The Web site The Smoking Gun is reporting that Angela Eversole, 34, of Kentucky is facing prostitution charges after an arrest last weekend; according to reports, Eversole was nabbed at a Days Inn hotel for offering sexual services in exchange for a $100 Speedway gas card… or, about 25 gallons of gas.

The court documents had no custom boxes to record the exact nature of the charges, and so they had to be explained in the comment section. Apparently there were other gifts and trinkets offered to Eversole by her alleged customer, Kenneth Nowak, but the Speedway gas card held the highest value.

Of course, a $100 Speedway gift card won’t get you as far as it used to; but then, it’s of no use behind bars anyway.

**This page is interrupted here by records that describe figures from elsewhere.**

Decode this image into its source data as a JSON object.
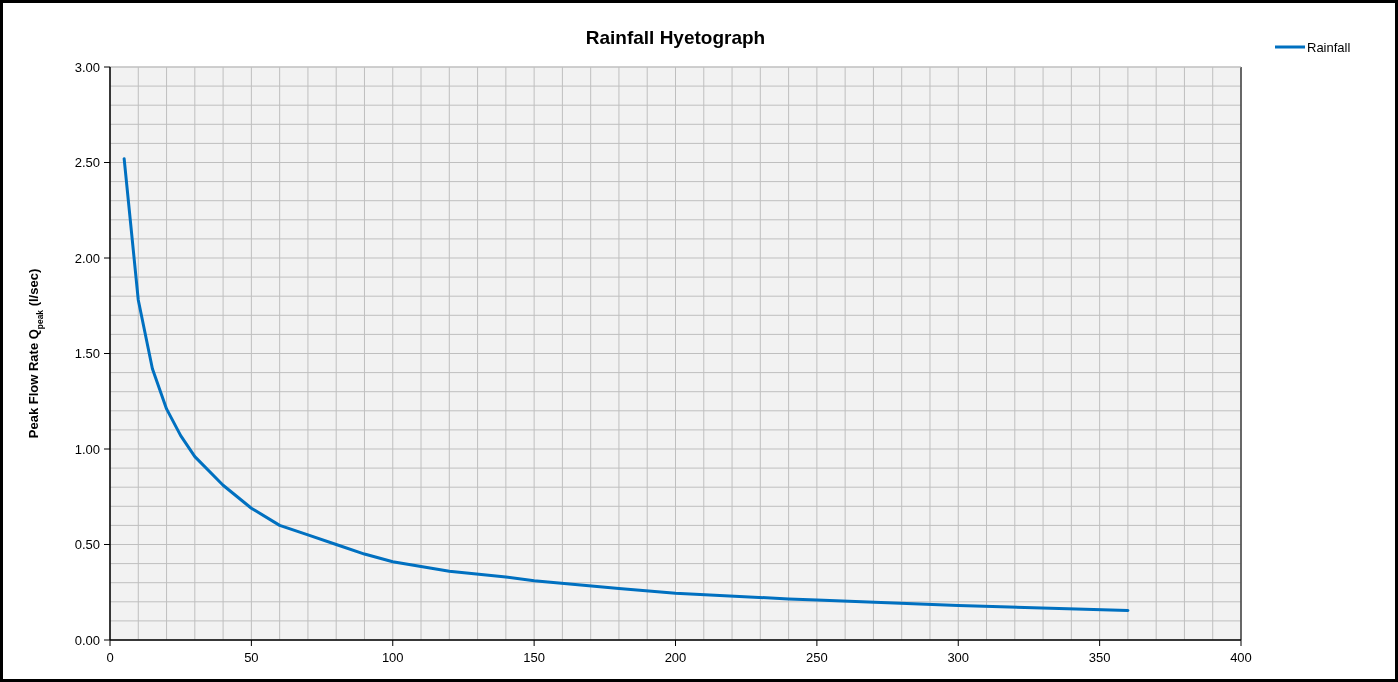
{
  "chart_data": {
    "type": "line",
    "title": "Rainfall Hyetograph",
    "ylabel": "Peak Flow Rate Q$_{peak}$ (l/sec)",
    "x": [
      5,
      10,
      15,
      20,
      25,
      30,
      40,
      50,
      60,
      70,
      80,
      90,
      100,
      120,
      140,
      150,
      180,
      200,
      240,
      250,
      300,
      360
    ],
    "series": [
      {
        "name": "Rainfall",
        "color": "#0070c0",
        "values": [
          2.52,
          1.78,
          1.42,
          1.21,
          1.07,
          0.96,
          0.81,
          0.69,
          0.6,
          0.55,
          0.5,
          0.45,
          0.41,
          0.36,
          0.33,
          0.31,
          0.27,
          0.245,
          0.215,
          0.21,
          0.18,
          0.155
        ]
      }
    ],
    "xlim": [
      0,
      400
    ],
    "xticks": [
      0,
      50,
      100,
      150,
      200,
      250,
      300,
      350,
      400
    ],
    "ylim": [
      0,
      3
    ],
    "yticks": [
      {
        "value": 0,
        "label": "0.00"
      },
      {
        "value": 0.5,
        "label": "0.50"
      },
      {
        "value": 1,
        "label": "1.00"
      },
      {
        "value": 1.5,
        "label": "1.50"
      },
      {
        "value": 2,
        "label": "2.00"
      },
      {
        "value": 2.5,
        "label": "2.50"
      },
      {
        "value": 3,
        "label": "3.00"
      }
    ],
    "grid": true,
    "legend": "top right",
    "marker": "none",
    "line_style": "solid"
  }
}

McCain’s electric car contest

Hoping to put a shine on his environmental suit of armor while not completely abandoning free-market solutions, GOP Presidential nominee John McCain on Monday proposed a $300 million award for the first person to, “an automobile battery that far surpasses existing technology.” To claim the prize, the car model would have to “deliver power at 30 percent of current costs and have “the size, capacity, cost and power to leapfrog the commercially available plug-in hybrids or electric cars.”

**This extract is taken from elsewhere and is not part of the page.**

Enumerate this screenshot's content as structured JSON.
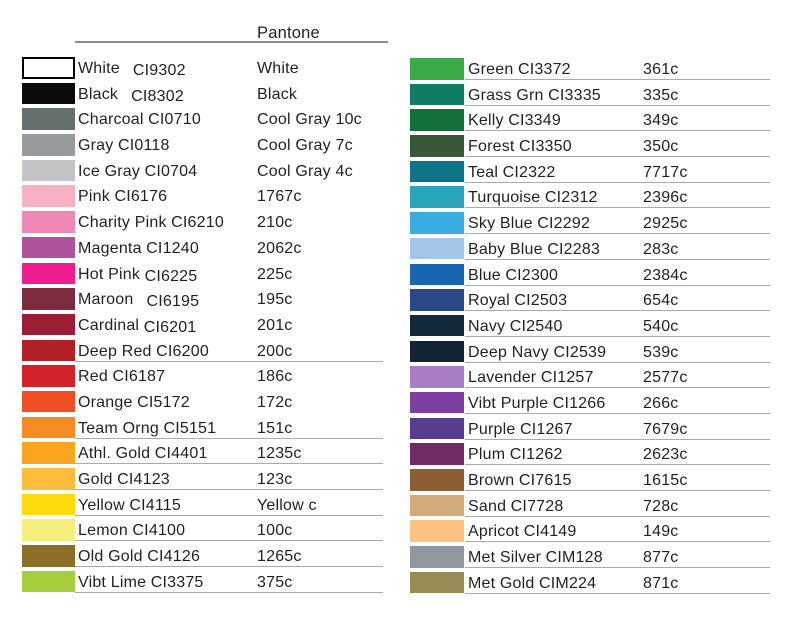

It’s a unique idea that depends both on the capitalistic drive toward innovation and American ingenuity. The prize would equate to $1 from every American, and would result in a new generation of automobiles that would divorce America from its dependance on fossil fuels, not for reasons of so-called “global warming,” but as a way to save people money, an everyday pocketbook concern.

The foundations of such a solution have already been laid; the Science Channel recently aired a Mythbusters Young Scientists Challenge that featured electric cars that are equal or superior in speed and power to gas models. If such designs can be refined and made economically viable for commercial use without the long recharge times or the severely limited travel radiuses, it would certainly be an economic boon to the US economy, currently weighed down by gasoline costs.

Who would have thought that some of the most innovative ideas on energy reform would come from one of the oldest men to ever run for president?

Drill here, drill now, pay less

California auto insurance may soon be cheaper than a gallon of gas in California if prices keep rising out of control. OPEC, perhaps a bit worried by John McCain’s commitment to increased drilling in the US under the “Drill Here, Drill Now, Pay Less” campaign, has become divided as Saudi Arabia has pledged to increase production by an additional 200,000 barrels a day by July, and up by nearly 3 million barrels per day by the end of 2009.

In spite of these aggressive new commitments, demand continues to outpace supply and refinery capacity, rising at a pace this year of about 1 percent, with production rising by only one-fifth of that pace. Clearly, depending on OPEC is not a winning strategy to guarantee future oil supplies and low prices going forward. Drill here, drill now, pay less.